Dem Sammelband hinzugefügt ist ein älterer Text aus der Zeit um 1970 von Adelheid Schleitz, den die Verfasserin im Jahr 2000 der Beratungsstelle übergeben hat. Da er von der Thematik her passt, wurde er mit abgedruckt. Er behandelt bayerische und tschechische Arbeiter in der Weidaer Jutespinnerei und -weberei zwischen 1898 und 1914. Der Beitrag nimmt somit die bisher weit weniger erforschte kleinräumige Arbeitsmigration in den Blick, wie sie etwa auch von Katrin Lehnert und Lutz Vogel am Institut für Sächsische Geschichte und Volkskunde untersucht wurde. [1]
Ein abschließender Beitrag fasst das Ausstellungsprojekt „Neue Heimat. Wege und Umwege“ zusammen, in dem 2017 im Thüringer Museum für Volkskunde anhand von elf ausgewählten Lebensläufen das Themenfeld Migration, Heimatverlust und Heimatgewinn sowie Identität erörtert wurde. Der Beitrag selbst gibt knapp die wichtigsten Informationen zu den einzelnen Biografien wieder.

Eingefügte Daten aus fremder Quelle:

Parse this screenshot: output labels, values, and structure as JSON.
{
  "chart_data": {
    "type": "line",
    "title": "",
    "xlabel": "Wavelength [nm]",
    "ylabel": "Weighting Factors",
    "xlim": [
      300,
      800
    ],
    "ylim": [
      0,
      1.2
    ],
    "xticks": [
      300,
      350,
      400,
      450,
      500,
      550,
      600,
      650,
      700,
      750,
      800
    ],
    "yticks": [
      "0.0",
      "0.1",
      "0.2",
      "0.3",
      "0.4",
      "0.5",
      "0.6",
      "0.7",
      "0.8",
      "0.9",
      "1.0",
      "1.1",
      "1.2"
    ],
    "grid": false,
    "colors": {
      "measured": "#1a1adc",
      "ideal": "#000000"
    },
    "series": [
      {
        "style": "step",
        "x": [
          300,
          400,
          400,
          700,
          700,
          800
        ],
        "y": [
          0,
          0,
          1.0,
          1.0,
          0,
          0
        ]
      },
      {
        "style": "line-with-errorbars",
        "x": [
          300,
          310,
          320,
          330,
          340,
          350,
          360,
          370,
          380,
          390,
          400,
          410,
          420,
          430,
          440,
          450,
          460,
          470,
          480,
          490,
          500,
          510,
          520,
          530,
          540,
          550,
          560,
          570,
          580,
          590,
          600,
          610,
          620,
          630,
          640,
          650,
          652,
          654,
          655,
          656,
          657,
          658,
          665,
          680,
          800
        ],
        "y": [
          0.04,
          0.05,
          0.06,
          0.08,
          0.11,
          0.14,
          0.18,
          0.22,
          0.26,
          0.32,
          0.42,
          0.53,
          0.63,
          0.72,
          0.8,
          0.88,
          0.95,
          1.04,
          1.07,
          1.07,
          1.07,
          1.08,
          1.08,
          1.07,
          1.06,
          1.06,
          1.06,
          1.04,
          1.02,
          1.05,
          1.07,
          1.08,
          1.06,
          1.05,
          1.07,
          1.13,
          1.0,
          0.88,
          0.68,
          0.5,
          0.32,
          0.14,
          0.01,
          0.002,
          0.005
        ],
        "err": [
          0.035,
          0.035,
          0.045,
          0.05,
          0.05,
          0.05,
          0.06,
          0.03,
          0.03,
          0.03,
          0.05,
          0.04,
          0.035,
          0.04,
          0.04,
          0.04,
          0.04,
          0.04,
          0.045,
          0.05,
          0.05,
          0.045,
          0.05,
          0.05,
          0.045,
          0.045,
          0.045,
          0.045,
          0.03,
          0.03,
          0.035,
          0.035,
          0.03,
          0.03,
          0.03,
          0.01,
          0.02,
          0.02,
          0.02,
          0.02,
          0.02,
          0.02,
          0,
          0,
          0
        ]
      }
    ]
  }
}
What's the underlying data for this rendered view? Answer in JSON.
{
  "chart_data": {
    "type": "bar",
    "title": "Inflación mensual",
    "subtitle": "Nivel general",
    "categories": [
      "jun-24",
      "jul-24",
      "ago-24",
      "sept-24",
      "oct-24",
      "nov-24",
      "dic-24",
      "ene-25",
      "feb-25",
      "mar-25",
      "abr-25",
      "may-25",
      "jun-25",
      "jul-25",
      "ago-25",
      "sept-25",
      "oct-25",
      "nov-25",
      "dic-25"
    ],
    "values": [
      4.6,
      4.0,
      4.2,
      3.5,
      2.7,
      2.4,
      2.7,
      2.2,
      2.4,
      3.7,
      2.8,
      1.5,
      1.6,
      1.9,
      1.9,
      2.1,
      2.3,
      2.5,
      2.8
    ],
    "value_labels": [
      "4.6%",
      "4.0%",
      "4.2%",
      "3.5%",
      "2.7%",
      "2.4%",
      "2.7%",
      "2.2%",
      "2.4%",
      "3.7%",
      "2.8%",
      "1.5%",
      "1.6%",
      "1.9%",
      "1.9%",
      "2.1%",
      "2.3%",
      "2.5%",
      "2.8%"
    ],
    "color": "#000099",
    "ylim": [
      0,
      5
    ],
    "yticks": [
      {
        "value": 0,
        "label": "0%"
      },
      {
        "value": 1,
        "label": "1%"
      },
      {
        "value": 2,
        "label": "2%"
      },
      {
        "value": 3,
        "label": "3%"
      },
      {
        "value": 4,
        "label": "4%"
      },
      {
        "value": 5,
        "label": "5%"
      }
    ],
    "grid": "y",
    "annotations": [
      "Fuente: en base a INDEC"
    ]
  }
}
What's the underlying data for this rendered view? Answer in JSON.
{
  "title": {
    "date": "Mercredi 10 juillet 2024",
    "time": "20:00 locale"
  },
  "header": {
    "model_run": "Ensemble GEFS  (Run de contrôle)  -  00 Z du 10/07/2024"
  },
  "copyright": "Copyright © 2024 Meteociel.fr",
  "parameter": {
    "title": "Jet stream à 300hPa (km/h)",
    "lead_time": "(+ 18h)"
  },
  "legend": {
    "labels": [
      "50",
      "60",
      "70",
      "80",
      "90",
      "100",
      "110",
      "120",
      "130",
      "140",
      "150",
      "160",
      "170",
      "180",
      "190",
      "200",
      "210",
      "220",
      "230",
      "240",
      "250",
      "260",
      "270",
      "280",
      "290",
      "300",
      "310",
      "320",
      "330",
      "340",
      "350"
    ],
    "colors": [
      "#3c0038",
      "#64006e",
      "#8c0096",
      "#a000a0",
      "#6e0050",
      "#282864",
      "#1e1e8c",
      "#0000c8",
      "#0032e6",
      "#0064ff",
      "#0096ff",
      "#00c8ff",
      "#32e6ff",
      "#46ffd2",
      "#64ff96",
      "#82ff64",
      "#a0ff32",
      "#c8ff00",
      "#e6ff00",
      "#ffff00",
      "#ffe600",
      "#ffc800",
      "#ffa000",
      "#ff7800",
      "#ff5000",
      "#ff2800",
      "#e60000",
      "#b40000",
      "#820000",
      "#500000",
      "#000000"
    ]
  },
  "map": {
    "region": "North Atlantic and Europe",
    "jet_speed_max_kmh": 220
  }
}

Insgesamt kann dieser Band mit Gewinn gelesen werden, wie ein jeder Band, der Migration nicht als einen Sonderfall, sondern als Normalfall in der Geschichte einer Region oder eines Landes darstellt. Dabei weckte der Titel in Teilen andere Erwartungen, als der Inhalt letztendlich Preis gibt. Denn vor allem stehen der Begriff und die Vorstellungen von „Heimat“ im Fokus sowie der Prozess der Beheimatung, die Erfahrung des Fremdseins, des Verlusts, aber auch des Gewinns und der Integration. Letztendlich jedoch kann Migration nicht nur auf die Frage nach der Heimat beschränkt werden und gerade, wenn von einem Kulturaustausch die Rede ist, werden Fragen zum Wissenstransfer und Ähnlichem geweckt. Der Zugang des vorliegenden Bandes ist ein gänzlich anderer und vor allem an Personen und Personengruppen orientiert, an ihren Zeugnissen und Äußerungen, eben an ihren Erfahrungen im konkreten Fall. Und so ist dieser Band geeignet, um Migration im Falle Thüringens darzustellen und davon ausgehend dem Normalfall Migration nachzugehen.

Anmerkung


[1] Katrin Lehnert: Die Un-Ordnung der Grenze. Mobiler Alltag zwischen Sachsen und Böhmen und die Produktion von Migration im 19. Jahrhundert (Schriften zur sächsischen Geschichte und Volkskunde, Bd. 56). Leipzig 2017; Lutz Vogel: Aufnehmen oder Abweisen? Kleinräumige Migration und Einbürgerungspraxis in der sächsischen Oberlausitz, 1815–1871 (Schriften zur sächsischen Geschichte und Volkskunde, Bd. 47). Leipzig 2014.